Open akashsharma02 opened 2 years ago
Hi @akashsharma02, thanks a lot for your interest and kind words!
My first suggestion was going to be to try implicit or truncated modes, but it looks like you have already tried this. In principle, this should help because most of the graph will be detached, so the compute graph will only retain a few epochs. However, since you already tried this there must be some other issue.
If I understand your explanation correctly, your network parameters are optimization variables for the factor graph, is this correct? If so, that may have a significant memory cost when computing the Jacobian matrix, although two 256-D vectors doesn't sound too large. Even so, have you tried to see if you get similar errors with the CholmodSparseSolver?
Also, would it be possible for you to submit a PR with a small working example that reproduces this error? That would help us understand your use case better and offer better support.
Hi @akashsharma02 following up on this issue.
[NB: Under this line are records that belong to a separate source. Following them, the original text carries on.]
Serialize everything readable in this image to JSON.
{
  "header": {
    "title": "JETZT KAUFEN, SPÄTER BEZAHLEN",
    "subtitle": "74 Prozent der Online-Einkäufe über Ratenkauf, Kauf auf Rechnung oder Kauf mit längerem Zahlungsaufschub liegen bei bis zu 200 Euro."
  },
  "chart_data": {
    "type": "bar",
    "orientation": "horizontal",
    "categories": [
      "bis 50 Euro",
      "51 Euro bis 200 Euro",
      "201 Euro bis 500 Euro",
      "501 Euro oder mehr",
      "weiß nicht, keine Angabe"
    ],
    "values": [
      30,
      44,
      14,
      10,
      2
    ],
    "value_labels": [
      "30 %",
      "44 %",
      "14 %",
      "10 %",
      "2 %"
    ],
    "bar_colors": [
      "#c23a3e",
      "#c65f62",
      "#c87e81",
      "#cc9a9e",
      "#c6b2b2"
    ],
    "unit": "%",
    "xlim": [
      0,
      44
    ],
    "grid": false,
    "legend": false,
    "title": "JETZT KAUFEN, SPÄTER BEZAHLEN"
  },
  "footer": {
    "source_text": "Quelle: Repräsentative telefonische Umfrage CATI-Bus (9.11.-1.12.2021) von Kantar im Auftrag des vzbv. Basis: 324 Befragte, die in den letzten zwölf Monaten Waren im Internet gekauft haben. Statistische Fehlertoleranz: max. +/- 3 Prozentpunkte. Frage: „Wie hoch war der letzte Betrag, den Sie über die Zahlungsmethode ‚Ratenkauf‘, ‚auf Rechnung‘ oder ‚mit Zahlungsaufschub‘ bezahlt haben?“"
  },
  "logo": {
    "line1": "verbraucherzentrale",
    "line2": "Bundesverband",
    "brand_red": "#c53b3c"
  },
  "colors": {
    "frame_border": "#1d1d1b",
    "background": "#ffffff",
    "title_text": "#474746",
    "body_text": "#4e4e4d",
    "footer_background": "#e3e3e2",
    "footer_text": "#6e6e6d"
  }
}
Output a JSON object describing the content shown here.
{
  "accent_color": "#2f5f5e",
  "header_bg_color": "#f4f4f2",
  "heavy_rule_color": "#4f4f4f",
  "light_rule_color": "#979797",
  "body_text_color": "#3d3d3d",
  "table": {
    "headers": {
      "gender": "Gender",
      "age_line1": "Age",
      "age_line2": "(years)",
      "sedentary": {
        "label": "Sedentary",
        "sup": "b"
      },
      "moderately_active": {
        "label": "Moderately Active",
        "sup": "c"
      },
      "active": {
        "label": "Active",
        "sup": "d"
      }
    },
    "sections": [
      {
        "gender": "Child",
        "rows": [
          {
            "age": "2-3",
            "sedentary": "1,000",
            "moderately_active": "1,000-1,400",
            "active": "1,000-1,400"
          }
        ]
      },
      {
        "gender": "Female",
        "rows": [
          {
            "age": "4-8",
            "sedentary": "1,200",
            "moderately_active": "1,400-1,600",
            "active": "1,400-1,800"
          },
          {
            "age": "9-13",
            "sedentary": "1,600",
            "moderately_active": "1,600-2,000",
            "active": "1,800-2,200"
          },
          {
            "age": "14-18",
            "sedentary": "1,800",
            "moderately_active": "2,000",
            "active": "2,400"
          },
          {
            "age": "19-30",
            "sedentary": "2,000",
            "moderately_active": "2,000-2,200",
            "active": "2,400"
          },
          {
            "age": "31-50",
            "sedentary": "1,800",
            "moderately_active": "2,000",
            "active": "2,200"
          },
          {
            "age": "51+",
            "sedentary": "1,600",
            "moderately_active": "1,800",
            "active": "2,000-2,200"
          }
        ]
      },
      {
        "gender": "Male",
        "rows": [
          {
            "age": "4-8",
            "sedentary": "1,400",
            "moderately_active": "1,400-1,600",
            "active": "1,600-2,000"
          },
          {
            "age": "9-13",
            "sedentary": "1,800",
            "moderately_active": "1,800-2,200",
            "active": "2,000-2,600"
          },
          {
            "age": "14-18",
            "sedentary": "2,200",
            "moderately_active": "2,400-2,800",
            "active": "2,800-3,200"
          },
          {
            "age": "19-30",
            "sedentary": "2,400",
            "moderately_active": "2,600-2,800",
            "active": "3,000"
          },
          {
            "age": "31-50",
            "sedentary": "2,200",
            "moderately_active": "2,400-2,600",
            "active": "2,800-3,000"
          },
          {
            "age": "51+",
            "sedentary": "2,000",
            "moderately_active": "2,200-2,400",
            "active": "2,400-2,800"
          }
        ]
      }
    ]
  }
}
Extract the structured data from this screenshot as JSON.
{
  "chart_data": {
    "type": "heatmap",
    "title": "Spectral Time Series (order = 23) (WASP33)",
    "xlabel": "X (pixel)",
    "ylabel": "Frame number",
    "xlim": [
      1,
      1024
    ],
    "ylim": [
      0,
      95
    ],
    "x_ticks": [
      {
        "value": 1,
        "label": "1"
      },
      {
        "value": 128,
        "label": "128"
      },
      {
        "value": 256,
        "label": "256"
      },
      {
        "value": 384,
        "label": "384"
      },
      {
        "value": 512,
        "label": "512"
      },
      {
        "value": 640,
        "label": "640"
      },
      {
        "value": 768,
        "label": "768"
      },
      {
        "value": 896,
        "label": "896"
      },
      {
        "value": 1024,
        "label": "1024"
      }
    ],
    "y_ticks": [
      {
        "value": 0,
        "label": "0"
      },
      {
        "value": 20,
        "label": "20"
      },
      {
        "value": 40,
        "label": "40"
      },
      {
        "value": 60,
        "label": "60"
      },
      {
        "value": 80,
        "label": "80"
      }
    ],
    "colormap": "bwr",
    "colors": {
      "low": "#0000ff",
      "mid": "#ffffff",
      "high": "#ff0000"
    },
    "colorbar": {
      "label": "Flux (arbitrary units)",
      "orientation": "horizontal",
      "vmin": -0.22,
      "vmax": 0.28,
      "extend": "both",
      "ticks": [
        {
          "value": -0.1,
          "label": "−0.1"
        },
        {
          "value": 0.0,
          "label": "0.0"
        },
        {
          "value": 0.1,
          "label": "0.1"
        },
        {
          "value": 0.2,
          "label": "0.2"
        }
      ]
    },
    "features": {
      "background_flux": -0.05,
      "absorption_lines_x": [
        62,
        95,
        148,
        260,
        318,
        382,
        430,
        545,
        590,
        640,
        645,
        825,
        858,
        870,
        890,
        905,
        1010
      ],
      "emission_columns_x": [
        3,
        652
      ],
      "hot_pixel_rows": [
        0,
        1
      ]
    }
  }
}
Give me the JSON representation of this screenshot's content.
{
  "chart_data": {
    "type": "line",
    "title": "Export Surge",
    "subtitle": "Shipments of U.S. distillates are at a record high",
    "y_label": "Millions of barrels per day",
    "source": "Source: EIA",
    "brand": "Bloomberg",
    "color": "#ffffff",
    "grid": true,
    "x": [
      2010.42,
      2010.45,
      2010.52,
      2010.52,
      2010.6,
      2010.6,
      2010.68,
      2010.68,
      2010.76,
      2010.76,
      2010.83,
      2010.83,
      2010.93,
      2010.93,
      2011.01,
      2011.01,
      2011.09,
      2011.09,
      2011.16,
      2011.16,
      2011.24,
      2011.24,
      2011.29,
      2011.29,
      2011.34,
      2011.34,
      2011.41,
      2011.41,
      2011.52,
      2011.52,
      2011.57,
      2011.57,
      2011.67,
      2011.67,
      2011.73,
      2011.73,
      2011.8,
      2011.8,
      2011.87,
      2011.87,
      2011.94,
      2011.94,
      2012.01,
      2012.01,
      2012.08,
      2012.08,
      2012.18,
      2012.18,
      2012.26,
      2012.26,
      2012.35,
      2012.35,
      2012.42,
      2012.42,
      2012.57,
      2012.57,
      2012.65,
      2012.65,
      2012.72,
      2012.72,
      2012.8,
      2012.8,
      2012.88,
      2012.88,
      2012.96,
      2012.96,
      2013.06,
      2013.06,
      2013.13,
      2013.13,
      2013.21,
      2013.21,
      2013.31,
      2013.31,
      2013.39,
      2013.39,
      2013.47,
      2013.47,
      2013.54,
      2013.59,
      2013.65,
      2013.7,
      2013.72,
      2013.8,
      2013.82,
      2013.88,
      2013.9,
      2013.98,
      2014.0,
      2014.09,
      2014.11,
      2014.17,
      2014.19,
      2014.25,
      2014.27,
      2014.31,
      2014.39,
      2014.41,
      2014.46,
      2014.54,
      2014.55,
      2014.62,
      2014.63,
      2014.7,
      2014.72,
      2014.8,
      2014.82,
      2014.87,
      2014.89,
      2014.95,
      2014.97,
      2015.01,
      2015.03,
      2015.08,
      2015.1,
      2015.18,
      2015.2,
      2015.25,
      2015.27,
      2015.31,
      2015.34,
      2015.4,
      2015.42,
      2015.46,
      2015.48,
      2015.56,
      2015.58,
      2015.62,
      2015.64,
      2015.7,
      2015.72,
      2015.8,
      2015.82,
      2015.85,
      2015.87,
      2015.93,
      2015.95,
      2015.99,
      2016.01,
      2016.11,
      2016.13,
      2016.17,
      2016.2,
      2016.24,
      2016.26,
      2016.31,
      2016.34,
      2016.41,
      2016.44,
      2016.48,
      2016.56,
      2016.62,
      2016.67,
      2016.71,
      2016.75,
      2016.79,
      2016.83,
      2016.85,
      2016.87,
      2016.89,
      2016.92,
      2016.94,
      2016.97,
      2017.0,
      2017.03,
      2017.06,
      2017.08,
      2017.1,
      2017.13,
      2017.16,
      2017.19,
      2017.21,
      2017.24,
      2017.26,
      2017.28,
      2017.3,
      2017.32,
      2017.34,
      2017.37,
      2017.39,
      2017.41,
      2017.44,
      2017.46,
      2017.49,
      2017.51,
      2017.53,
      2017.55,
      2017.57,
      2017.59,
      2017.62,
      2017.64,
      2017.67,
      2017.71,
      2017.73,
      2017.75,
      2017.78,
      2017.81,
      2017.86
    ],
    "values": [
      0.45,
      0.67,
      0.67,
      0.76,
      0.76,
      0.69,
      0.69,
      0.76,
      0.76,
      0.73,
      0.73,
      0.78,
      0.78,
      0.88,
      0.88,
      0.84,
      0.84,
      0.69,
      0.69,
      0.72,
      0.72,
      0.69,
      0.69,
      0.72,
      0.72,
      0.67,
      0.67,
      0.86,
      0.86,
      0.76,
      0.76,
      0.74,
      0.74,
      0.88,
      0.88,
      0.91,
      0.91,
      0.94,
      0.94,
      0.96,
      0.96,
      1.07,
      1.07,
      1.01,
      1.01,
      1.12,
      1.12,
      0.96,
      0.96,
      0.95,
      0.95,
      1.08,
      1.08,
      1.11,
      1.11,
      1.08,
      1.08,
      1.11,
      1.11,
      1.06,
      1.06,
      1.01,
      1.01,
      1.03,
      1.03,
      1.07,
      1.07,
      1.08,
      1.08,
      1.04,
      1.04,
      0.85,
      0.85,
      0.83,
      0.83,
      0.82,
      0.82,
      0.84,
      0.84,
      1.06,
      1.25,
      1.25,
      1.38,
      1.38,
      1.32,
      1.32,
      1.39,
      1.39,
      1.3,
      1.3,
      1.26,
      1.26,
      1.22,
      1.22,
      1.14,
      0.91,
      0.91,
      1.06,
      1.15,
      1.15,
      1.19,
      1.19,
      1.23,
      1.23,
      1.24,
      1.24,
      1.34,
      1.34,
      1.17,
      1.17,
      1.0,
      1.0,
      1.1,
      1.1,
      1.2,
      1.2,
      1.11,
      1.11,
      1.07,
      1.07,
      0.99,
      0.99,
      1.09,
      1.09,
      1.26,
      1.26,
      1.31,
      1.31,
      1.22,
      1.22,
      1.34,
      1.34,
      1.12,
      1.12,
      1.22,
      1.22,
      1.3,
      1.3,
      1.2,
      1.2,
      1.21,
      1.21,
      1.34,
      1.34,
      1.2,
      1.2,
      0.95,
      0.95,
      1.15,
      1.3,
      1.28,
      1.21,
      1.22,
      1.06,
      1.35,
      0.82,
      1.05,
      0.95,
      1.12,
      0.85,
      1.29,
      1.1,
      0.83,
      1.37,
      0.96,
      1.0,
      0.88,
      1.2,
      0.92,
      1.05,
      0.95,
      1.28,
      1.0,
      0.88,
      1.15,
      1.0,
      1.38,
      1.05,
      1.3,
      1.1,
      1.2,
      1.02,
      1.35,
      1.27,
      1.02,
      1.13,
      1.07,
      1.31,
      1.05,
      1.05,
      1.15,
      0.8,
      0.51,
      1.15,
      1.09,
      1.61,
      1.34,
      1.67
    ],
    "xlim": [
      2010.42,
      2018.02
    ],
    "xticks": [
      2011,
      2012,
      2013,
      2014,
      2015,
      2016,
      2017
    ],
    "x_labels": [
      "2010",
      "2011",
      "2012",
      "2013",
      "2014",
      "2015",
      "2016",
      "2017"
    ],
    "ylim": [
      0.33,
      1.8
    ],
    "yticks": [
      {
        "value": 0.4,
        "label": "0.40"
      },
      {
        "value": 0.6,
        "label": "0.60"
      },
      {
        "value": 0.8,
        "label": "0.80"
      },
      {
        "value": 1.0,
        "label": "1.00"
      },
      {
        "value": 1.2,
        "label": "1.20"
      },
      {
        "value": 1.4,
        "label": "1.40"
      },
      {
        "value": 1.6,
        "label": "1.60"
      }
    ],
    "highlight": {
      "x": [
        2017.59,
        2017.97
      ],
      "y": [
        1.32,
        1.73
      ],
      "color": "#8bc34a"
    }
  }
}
We can close if this is resolved?
Hi @akashsharma02. I was curious if you were still working on this and if you have tried our newer versions that have support for vmap
.
@luisenp Apologies, I haven't been actively working on this for a while now. But I will try your suggestion with a new version of the library, and update the results here.
Thanks for the great library! This looks like a great effort to unify factor graph solvers with autograd and end-to-end parameter learning.
I am using this library, perhaps in a non-traditional case, where I do not run an outer optimization loop to learn parameters. I have a traditional factor graph set up with a "neural" factor, where I have a neural network in the cost function, which produces a loss value. In theory, I should be able to compute the jacobians for such a factor, using the AutoDiffCostFunction, since the network is differentiable. I have also verified the jacobian computation independently to work appropriately.
However, when I try to use such a factor in a simple optimization (theseus_layer.forward()), I consistently get an Out of Memory error, even with an RTX 3090.
Hypothesis: Since the intended setting is to run the Theseus layer as the inner optimization loop, I believe that the optimize call, retains the computation graph through all the iterations of the optimizer for backward passes. This might cause a blow-up in memory quickly. Is there a way to turn this off?
Some details:
I have a PyTorch neural network, which takes in two 256-D vectors as the input and produces an image. I'm trying to obtain optimize/smooth for these vectors using GN or LM optimizers, apart from other SE3 poses (constrained with RelativePoseError Factors).
I have tried different Backward modes, especially truncated with even 1 iteration.
Any help is appreciated!